アリの一言 

天皇制、朝鮮半島、沖縄の現実と歴史などから、
  人権・平和・民主主義・生き方を考える。
   

徳仁天皇は「ビデオメッセージ」を発してはならない

2020年04月09日 | 天皇制と政権

    
 安倍晋三首相は7日、ついに緊急事態宣言を発しました(写真右)。その問題点については今後改めて追及していきますが、その前に危惧されることがあります。それは、「宣言」を受けて、徳仁天皇が「ビデオメッセージ」をテレビで流す可能性(恐れ)があることです。天皇は「メッセージ」を発するべきではありません。発してはいけません。

 昨今の情勢で、もし代替わりしていなければ、明仁天皇はまた「ビデオメッセージ」を出すのではないだろうか、と思っていた矢先、イギリスのエリザベス女王が5日(現地時間)、「私たちが団結すれば(コロナウイルスに)打ち勝つことができる」とするテレビ演説を行いました(写真左)。女王がクリスマス以外にテレビでメッセージを発するのはきわめて異例です。
 徳仁天皇や明仁上皇がこれに刺激を受け(日本の皇室とイギリス王室は深い関係)、日本でも、と考えることは十分予想されます。

 なぜなら、9年前、東日本大震災のさい、衝撃が収まらない2011年3月16日にテレビで「ビデオメッセージ」を流したのが明仁天皇(当時)にほかならないからです(写真中)。天皇がテレビを通して直接メッセージを出すのは初めてのことでした。

 いろいろな意味で「3・11」と比較される現在の新型コロナ感染状況下で、徳仁天皇あるいは明仁上皇がふたたび「ビデオメッセージを」と考えても不思議ではありません。

 明仁天皇のメッセージに対しても書きましたが(2016年3月17日のブログ参照https://blog.goo.ne.jp/satoru-kihara/d/20160317)、天皇の「ビデオメッセージ」はきわめて重大で、けっして容認できるものではありません。主な理由は4点あります。

 第1に、憲法第4条は、「天皇は、この憲法の定める国事に関する行為のみを行い、国政に関する権能を有しない」と厳格に規定しています。天皇の「ビデオメッセージ」(あるいはそれに類する行為)は憲法(第6条、第7条)が規定する国事行為には含まれていません。天皇が直接「国民」にメッセージを発すること憲法上許されない違憲行為です。

 第2に、憲法第3条は、「天皇の国事に関するすべての行為には、内閣の助言と承認を必要とし、内閣が、その責任を負う」としています。しかし明仁天皇のビデオメッセージは「内閣の助言と承認」を得ず、天皇自身の発案で天皇が書いた内容で行われました。その意味で、天皇のビデオメッセージは2重の憲法違反です。

 第3に、明仁天皇のメッセージは「深い悲しみの中で、日本人が取り乱すことなく助け合い、秩序ある対応を示している」として、ことさら「日本人」を強調し、ナショナリズムを煽りました。そして「秩序ある対応」を評価する形でそれを要求しました。これは政府(国)に対する被災者・住民・国民の当然の怒り・批判を抑え込む役割を果たしました。

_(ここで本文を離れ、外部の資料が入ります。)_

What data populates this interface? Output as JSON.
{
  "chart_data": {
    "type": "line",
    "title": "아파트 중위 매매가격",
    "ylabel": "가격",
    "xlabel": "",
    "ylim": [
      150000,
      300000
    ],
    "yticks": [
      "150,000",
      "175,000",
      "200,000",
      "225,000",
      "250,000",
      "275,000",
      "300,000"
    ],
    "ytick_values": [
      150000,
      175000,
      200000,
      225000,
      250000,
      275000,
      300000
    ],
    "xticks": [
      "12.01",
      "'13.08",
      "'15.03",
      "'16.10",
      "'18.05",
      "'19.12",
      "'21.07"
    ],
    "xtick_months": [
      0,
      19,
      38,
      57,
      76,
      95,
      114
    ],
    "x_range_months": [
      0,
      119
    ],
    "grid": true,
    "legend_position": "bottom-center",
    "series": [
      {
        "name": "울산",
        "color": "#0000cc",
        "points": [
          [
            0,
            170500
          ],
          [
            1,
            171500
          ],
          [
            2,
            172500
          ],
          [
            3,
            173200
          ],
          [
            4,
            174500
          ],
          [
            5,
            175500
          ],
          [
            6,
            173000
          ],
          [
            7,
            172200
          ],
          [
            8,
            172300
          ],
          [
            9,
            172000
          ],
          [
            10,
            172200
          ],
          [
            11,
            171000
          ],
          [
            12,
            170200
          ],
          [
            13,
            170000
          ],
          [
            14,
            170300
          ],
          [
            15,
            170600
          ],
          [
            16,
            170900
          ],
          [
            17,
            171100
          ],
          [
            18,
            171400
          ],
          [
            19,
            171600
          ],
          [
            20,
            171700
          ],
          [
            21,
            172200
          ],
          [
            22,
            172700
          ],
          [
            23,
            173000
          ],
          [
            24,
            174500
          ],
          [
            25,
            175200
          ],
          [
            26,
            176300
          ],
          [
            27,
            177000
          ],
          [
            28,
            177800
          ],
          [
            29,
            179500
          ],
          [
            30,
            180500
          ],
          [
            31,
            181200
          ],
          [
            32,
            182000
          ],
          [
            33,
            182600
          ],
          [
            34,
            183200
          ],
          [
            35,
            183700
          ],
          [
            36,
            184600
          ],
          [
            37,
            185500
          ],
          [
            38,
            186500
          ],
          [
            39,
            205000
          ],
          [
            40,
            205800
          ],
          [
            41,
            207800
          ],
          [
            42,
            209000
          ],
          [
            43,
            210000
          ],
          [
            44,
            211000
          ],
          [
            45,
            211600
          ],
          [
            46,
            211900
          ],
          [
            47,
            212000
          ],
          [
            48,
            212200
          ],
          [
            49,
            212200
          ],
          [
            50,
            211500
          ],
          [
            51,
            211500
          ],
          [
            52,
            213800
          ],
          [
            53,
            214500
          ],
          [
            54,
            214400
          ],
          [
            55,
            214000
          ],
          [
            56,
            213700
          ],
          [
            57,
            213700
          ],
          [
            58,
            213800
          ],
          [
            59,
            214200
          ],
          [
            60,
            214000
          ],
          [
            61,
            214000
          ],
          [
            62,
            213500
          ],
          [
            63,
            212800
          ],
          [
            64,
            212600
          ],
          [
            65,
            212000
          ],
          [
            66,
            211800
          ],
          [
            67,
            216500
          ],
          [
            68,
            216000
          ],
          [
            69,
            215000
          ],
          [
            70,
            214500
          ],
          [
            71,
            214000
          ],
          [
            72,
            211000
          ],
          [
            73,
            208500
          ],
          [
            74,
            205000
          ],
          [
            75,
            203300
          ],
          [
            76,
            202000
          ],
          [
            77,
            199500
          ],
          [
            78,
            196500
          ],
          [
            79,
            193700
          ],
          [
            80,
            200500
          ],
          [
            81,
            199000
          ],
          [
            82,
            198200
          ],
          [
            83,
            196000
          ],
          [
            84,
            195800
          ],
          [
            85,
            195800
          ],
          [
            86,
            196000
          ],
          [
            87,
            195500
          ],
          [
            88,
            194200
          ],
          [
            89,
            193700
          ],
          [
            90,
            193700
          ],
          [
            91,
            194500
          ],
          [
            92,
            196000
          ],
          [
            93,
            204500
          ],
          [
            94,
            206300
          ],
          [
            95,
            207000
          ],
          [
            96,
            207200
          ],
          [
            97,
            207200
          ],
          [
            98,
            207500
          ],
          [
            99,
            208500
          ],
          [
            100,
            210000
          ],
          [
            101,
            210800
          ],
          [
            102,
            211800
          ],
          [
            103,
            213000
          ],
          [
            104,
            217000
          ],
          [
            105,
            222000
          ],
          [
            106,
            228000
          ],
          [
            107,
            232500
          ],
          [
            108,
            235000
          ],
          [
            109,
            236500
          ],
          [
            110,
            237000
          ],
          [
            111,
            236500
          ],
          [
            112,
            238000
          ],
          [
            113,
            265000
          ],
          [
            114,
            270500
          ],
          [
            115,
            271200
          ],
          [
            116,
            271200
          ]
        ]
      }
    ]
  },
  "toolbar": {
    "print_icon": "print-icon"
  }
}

 もし今回徳仁天皇が「メッセージ」を出すとしても、「日本人」「秩序」「助け合い」「絆」を強調するのは必至でしょう。それは安倍首相の緊急事態宣言の危険性を隠ぺいし、安倍政権を側面援助するきわめて重大な政治的役割を果たすことになります。

 第4に、「国難」(小池百合子都知事)といわれる現在の状況下で天皇がメッセージで「国民」に結束を求めることは、天皇が「国民」を束ねるものであるかのように描くことになります。それは自民党の改憲草案が第1条で掲げる「天皇元首化」に道を開くものです。

 以上のような重大な問題をもつ「天皇ビデオメッセージ」が、安倍首相の緊急事態宣言で民主主義が危機に瀕しているいま、「3・11」に続いて出されることがないよう厳しく注視する必要があります。